Portfolio diversification
Commodity ETFs provide exposure to an asset class that typically moves independently of stocks and bonds. For example, the general state of the equities markets had nothing to do with the price of oil shooting up in 2020, which was a consequence of Russia's war in Ukraine. This makes them a solid diversification tool, reducing overall portfolio risk.
Ease of access
Investing in commodities used to require significant capital and expertise in futures trading and was mainly performed by companies such as Cargill and Louis Dreyfus. ETFs have changed the paradigm when it comes to access, and commodity ETFs remove these barriers, making it easier for everyday investors to participate. With a brokerage account, anyone can purchase shares in a commodity ETF just as they would with stocks.
Should you buy a commodity ETF?
Understand your investment goals and time horizon
The first question to ask yourself is this: Do you already have an ETF, and if so, do you need or want to invest in a commodity ETF instead of others? Most individuals choose to have ETFs that are linked to market indexes like the S&P 500. Are you looking to hedge against inflation, enhance diversification, or capitalize on commodity price movements? For instance, an investor anticipating higher oil prices might consider an oil ETF like USO.
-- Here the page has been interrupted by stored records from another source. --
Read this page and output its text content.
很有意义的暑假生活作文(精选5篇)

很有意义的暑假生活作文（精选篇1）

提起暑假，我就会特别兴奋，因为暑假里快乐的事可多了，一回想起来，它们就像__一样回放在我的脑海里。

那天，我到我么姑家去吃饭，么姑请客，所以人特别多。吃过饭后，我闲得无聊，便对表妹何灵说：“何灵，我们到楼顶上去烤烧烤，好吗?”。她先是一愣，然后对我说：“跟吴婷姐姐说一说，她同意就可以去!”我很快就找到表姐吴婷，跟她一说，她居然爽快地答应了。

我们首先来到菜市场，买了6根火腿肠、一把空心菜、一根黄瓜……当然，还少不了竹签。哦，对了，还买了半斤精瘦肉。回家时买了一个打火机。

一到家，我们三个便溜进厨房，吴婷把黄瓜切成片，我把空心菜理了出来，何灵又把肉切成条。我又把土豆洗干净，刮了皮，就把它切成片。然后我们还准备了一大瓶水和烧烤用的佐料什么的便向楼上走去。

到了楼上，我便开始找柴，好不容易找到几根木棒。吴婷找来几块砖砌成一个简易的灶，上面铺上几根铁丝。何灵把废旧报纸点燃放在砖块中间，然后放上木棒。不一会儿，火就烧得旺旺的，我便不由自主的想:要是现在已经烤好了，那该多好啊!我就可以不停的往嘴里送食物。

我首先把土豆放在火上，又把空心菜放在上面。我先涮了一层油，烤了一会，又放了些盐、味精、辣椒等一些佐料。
Choose the right type of commodity ETF
Commodity ETFs come in various shapes and sizes. Some are actively managed, and some are passively managed. Some hold physical assets like gold or silver, while others focus on futures contracts or commodity-linked equities. Research the fund's structure to ensure it matches your investment strategy and preferences. For example, you might want exposure to more agricultural-related products as you see oil as eventually phasing out.
Monitor risks and fees
While commodity ETFs offer many benefits, they are not without risks. Futures-based ETFs, for example, can experience "contango," where future prices are higher than current prices, leading to potential losses. It must also be noted that management and performance fees can vary widely, so it's important to compare expense ratios when selecting an ETF.